In a seminal article, it has been examined whether there was a relation between breast cancer evolution subsequent to treatment (with the occurrence of metastases as the endpoint) and dietary fatty acids intake. Those were evaluated by analyzing adipose tissue fatty acid composition from breast biopsies, reflecting past fatty acid intake [20]. A prospective study with 123 patients who had completed a loco-regional treatment for localized breast cancer was conducted and adipose tissue was sampled during the initial surgery. With a mean follow-up of 32 months, 21 patients developed metastases subsequent to treatment. After multivariate analysis and adjustment for the main prognostic factors, we found that the likelihood to develop metastases was 4.3-fold higher in patients with alpha-linolenic acid (ALA, 18:3n-3) level in the adipose tissue lower than the median value of the entire population [21]. There was also a trend for a protective effect of long chain n-3 PUFAs, which included DHA. Thus, for the first time, a component of the host, the fatty acid profile of the adipose tissue, could be related to the prognosis of the disease.
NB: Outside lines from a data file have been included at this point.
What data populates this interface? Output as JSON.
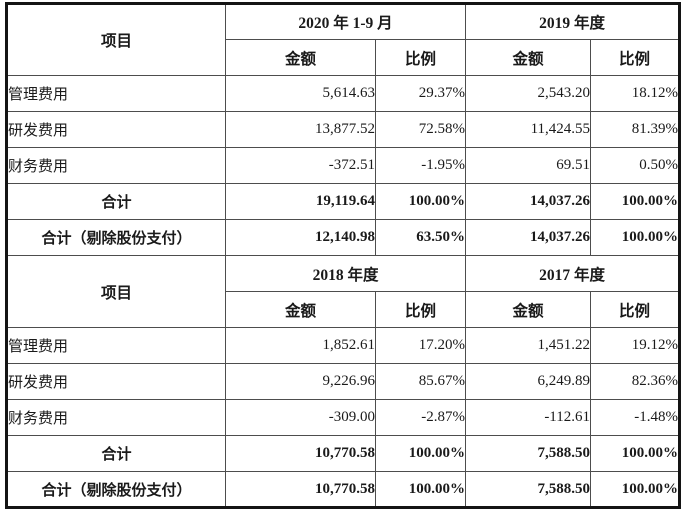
{
  "table": {
    "item_header_label": "项目",
    "sections": [
      {
        "period_headers": [
          "2020 年 1-9 月",
          "2019 年度"
        ],
        "col_headers": [
          "金额",
          "比例",
          "金额",
          "比例"
        ],
        "rows": [
          {
            "label": "管理费用",
            "values": [
              "5,614.63",
              "29.37%",
              "2,543.20",
              "18.12%"
            ]
          },
          {
            "label": "研发费用",
            "values": [
              "13,877.52",
              "72.58%",
              "11,424.55",
              "81.39%"
            ]
          },
          {
            "label": "财务费用",
            "values": [
              "-372.51",
              "-1.95%",
              "69.51",
              "0.50%"
            ]
          },
          {
            "label": "合计",
            "values": [
              "19,119.64",
              "100.00%",
              "14,037.26",
              "100.00%"
            ]
          },
          {
            "label": "合计（剔除股份支付）",
            "values": [
              "12,140.98",
              "63.50%",
              "14,037.26",
              "100.00%"
            ]
          }
        ]
      },
      {
        "period_headers": [
          "2018 年度",
          "2017 年度"
        ],
        "col_headers": [
          "金额",
          "比例",
          "金额",
          "比例"
        ],
        "rows": [
          {
            "label": "管理费用",
            "values": [
              "1,852.61",
              "17.20%",
              "1,451.22",
              "19.12%"
            ]
          },
          {
            "label": "研发费用",
            "values": [
              "9,226.96",
              "85.67%",
              "6,249.89",
              "82.36%"
            ]
          },
          {
            "label": "财务费用",
            "values": [
              "-309.00",
              "-2.87%",
              "-112.61",
              "-1.48%"
            ]
          },
          {
            "label": "合计",
            "values": [
              "10,770.58",
              "100.00%",
              "7,588.50",
              "100.00%"
            ]
          },
          {
            "label": "合计（剔除股份支付）",
            "values": [
              "10,770.58",
              "100.00%",
              "7,588.50",
              "100.00%"
            ]
          }
        ]
      }
    ]
  }
}
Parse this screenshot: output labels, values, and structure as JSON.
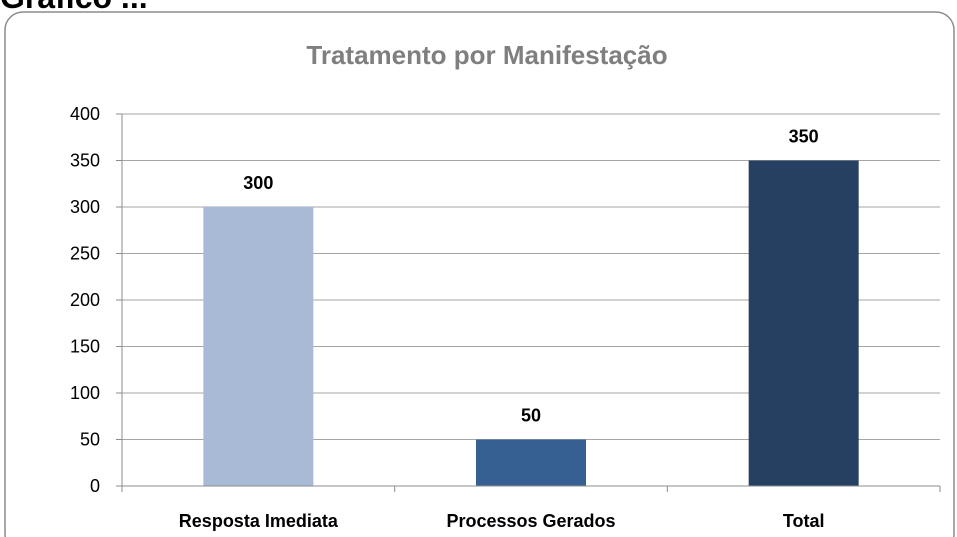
{
  "heading": "Gráfico ...",
  "chart_data": {
    "type": "bar",
    "title": "Tratamento por Manifestação",
    "categories": [
      "Resposta Imediata",
      "Processos Gerados",
      "Total"
    ],
    "values": [
      300,
      50,
      350
    ],
    "colors": [
      "#a9bad6",
      "#366092",
      "#254061"
    ],
    "ylim": [
      0,
      400
    ],
    "yticks": [
      0,
      50,
      100,
      150,
      200,
      250,
      300,
      350,
      400
    ],
    "grid": true
  }
}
These data relating the fatty acid profile of storage lipids to breast cancer survivorship were indicative that diet, and not only the genomic alterations of the tumor, could influence the metastatic risk by preventing tumor re-growth. Since tumor re-growth also depends on the efficacy of cancer treatments, a working hypothesis has been that identified dietary factors, such as PUFA, may influence the efficacy of radio- or chemotherapy.

This review compiles the scientific and medical evidence relating dietary PUFA, in particular DHA and CLA, to breast cancer evolution subsequent to treatment. The literature indicates that DHA sensitizes breast malignant tumors, but not non-tumor tissues, to chemotherapy and to radiotherapy through a variety of mechanisms, and that CLA has the potential to prevent tumor re-growth. We therefore consider the possibility for a combination of these natural dietary compounds with currently recognized standard breast cancer treatments.